Just the other day, I read an article about the four jobs every person needs to have at least once. One of the jobs was being a waiter/server. Then an epiphany hit me! I remember doing that only a few months ago and what I learned from that job was invaluable.
This past fall, I was in a financial bind. I was working but I wasn’t making enough money to sustain myself and my new roommate (who was working but hadn’t gotten a paycheck yet). So like most people, I went looking for another part-time job to fix my situation. The problem was the only sustained work experience was in college teaching. I had some experience in being a retail salesperson (at a bookstore and a department store) but it was less than a year in length. Then I hear about a new restaurant opening up in my area and I am immediately drawn to it.
Mind you, I had zero experience in serving anyone except my family during holidays, family reunions, and family visits but I figured that I could learn on the job and I was right. The first week was focused solely on training – being a “marathon” server, having “fun” while you work, and treating the customer like gold or better. I also was the ONLY person who never served in a restaurant before so I stood out a little. But to sweeten the deal, I (and all the experienced servers) had opportunities to “win” free food from the menu and was paid for the training.
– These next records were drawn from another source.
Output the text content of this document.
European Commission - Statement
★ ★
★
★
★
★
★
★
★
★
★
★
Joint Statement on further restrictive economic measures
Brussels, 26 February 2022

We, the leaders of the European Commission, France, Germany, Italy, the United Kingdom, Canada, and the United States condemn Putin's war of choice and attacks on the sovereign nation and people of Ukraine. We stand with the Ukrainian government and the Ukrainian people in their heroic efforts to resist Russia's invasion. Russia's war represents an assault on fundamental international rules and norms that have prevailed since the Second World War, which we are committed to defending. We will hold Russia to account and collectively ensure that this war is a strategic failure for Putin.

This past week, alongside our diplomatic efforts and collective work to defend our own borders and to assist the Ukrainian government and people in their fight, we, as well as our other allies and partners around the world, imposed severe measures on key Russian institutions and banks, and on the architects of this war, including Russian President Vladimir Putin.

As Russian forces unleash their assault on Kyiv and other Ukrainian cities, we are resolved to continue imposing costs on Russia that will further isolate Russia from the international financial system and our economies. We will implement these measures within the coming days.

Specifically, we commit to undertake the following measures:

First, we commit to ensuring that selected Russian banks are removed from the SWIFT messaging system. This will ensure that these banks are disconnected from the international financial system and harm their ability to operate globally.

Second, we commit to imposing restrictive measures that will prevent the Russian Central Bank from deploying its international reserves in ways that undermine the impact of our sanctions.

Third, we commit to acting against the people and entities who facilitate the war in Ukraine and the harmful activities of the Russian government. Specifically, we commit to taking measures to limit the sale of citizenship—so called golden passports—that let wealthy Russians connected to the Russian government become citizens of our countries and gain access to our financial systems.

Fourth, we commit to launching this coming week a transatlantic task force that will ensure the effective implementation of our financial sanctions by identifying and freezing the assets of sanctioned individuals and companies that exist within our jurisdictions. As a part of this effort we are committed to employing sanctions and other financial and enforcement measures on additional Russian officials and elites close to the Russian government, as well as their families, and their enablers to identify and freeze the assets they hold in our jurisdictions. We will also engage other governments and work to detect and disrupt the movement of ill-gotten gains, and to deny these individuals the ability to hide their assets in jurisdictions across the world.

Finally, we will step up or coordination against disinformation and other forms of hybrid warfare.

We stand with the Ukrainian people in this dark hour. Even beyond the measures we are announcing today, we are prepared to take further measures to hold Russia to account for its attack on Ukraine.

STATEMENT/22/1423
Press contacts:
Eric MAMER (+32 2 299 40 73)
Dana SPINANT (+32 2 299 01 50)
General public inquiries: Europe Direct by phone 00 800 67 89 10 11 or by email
Once training ended, the real test began. On the first few days, local businesses and neighbors with coupons came for free meals. It felt more like intermediate training with live specimen than actual shifts. Either way, it was a winning bargain – customers got free food and decent service while we new servers got the practice and work experience we needed. And some of us servers even got tips from the free meals we served.
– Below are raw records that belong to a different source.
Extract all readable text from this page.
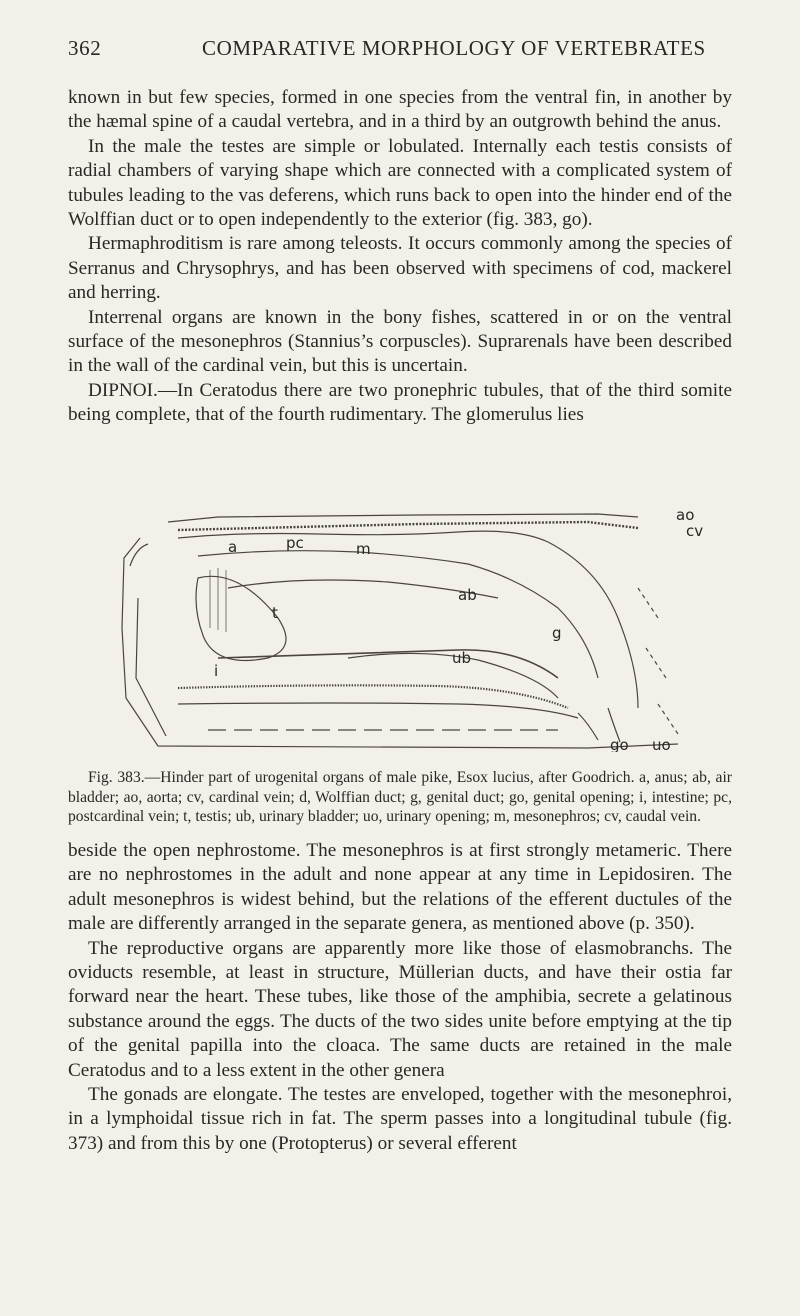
362	COMPARATIVE MORPHOLOGY OF VERTEBRATES

known in but few species, formed in one species from the ventral fin, in another by the hæmal spine of a caudal vertebra, and in a third by an outgrowth behind the anus.

In the male the testes are simple or lobulated. Internally each testis consists of radial chambers of varying shape which are connected with a complicated system of tubules leading to the vas deferens, which runs back to open into the hinder end of the Wolffian duct or to open independently to the exterior (fig. 383, go).

Hermaphroditism is rare among teleosts. It occurs commonly among the species of Serranus and Chrysophrys, and has been observed with specimens of cod, mackerel and herring.

Interrenal organs are known in the bony fishes, scattered in or on the ventral surface of the mesonephros (Stannius’s corpuscles). Suprarenals have been described in the wall of the cardinal vein, but this is uncertain.

DIPNOI.—In Ceratodus there are two pronephric tubules, that of the third somite being complete, that of the fourth rudimentary. The glomerulus lies

ao
cv
pc
a	m
ab
t
g
ub
i
go uo
Fig. 383.—Hinder part of urogenital organs of male pike, Esox lucius, after Goodrich. a, anus; ab, air bladder; ao, aorta; cv, cardinal vein; d, Wolffian duct; g, genital duct; go, genital opening; i, intestine; pc, postcardinal vein; t, testis; ub, urinary bladder; uo, urinary opening; m, mesonephros; cv, caudal vein.

beside the open nephrostome. The mesonephros is at first strongly metameric. There are no nephrostomes in the adult and none appear at any time in Lepidosiren. The adult mesonephros is widest behind, but the relations of the efferent ductules of the male are differently arranged in the separate genera, as mentioned above (p. 350).

The reproductive organs are apparently more like those of elasmobranchs. The oviducts resemble, at least in structure, Müllerian ducts, and have their ostia far forward near the heart. These tubes, like those of the amphibia, secrete a gelatinous substance around the eggs. The ducts of the two sides unite before emptying at the tip of the genital papilla into the cloaca. The same ducts are retained in the male Ceratodus and to a less extent in the other genera

The gonads are elongate. The testes are enveloped, together with the mesonephroi, in a lymphoidal tissue rich in fat. The sperm passes into a longitudinal tubule (fig. 373) and from this by one (Protopterus) or several efferent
Finally, the real world of restaurants collided a week later. We servers got order books with a mini binder to carry them, aprons, the miniature menu “cheat-sheet,” and finally, table sections (usually 4-6 tables a shift). Then the “real” paying customers started coming to eat. The real test of my serving competency began.
The majority of customers were very nice and understanding. They allowed me to go through my server script of opening greeting and appetizer/beverage/entrée suggestions. I made friends with the kitchen and expo staff so that the right food came out on time and with little hassle. I learned to coordinate the time it took me to get beverages and input food orders into the touchscreen computer with the time to took for food orders from other tables to be cooked and ready for their customers. I’m not going to say that it was a simple process but over time, I learned how to do it effectively.
And like new restaurants, more people came and more money was spent. I would like to say that my tips increased but that would not be the complete truth. The truth is complicated, like many things in life. When I first started, I had trouble understanding how to complete a cash transaction for a bill. Do I give “the house” all the money? Do I give the bill’s cost to “the house”? Do I keep it and give to my manager after my shift? My training didn’t go over that so I had to learn through trial and error. That meant I tried to hold on to as much money as I was supposed to, give those earnings to “the house” at the end of my shift, and hopefully, I wouldn’t have given all of my tips to my manager in error. Some days/nights were better than others.
But what I learned the most was how people can transform when they become restaurant customers (and managers for that matter). In regular circumstances, mild-mannered people are hospitable, courteous, and accommodating. But something changes when these “regular” people cross the power barrier to become customers or managers at a restaurant. The old adage of “absolute power corrupts absolutely” has never been more true in this situation.
Like during our “free meals” sessions, the majority of customers were very understanding and in good spirits when things went well and not so well. However, the minority sometimes spoiled the bunch of the majority. This minority of “elite” felt entitled to perfection at every meal. Now I can understand that expectation. You go out with your hard-earned money and expect to be treated like a human being (or maybe even royalty) at a restaurant. I want that too when I go out to eat.
However, behind the curtain, with unreliable food shipping schedules, weather hazards, missing crucial ingredients/supplies, inexperienced kitchen staff, and evasive managers, perfect service may not be a reality in some cases. Unfortunately, all customers get to see is the server and food. The server has the uneasy role of being the face of the restaurant and if things behind the curtain shut down, he/she left dealing with it in the presence of the customer. So naturally, the server has to think logically and quickly in the face of turmoil while looking like he/she is completely in control. It becomes even more stressful when the problems behind the curtain are not revealed until the order is taken.
This minority of customers may only focus on the obvious – missing/late/cold food/beverages, over-booked restaurant, and slow service. The manager may be called so the customer can vent his/her frustration out on a person of authority instead of the “inexperienced” server. The customers may either accept the problem with some grumbling, get bill reduced for the trouble, or get the entire bill paid by the restaurant. In either case, the tip for that server will be nonexistent.
I say all of this to say that working as a server taught me a great deal about people and myself. I learned that some people in power will abuse it to make themselves feel better.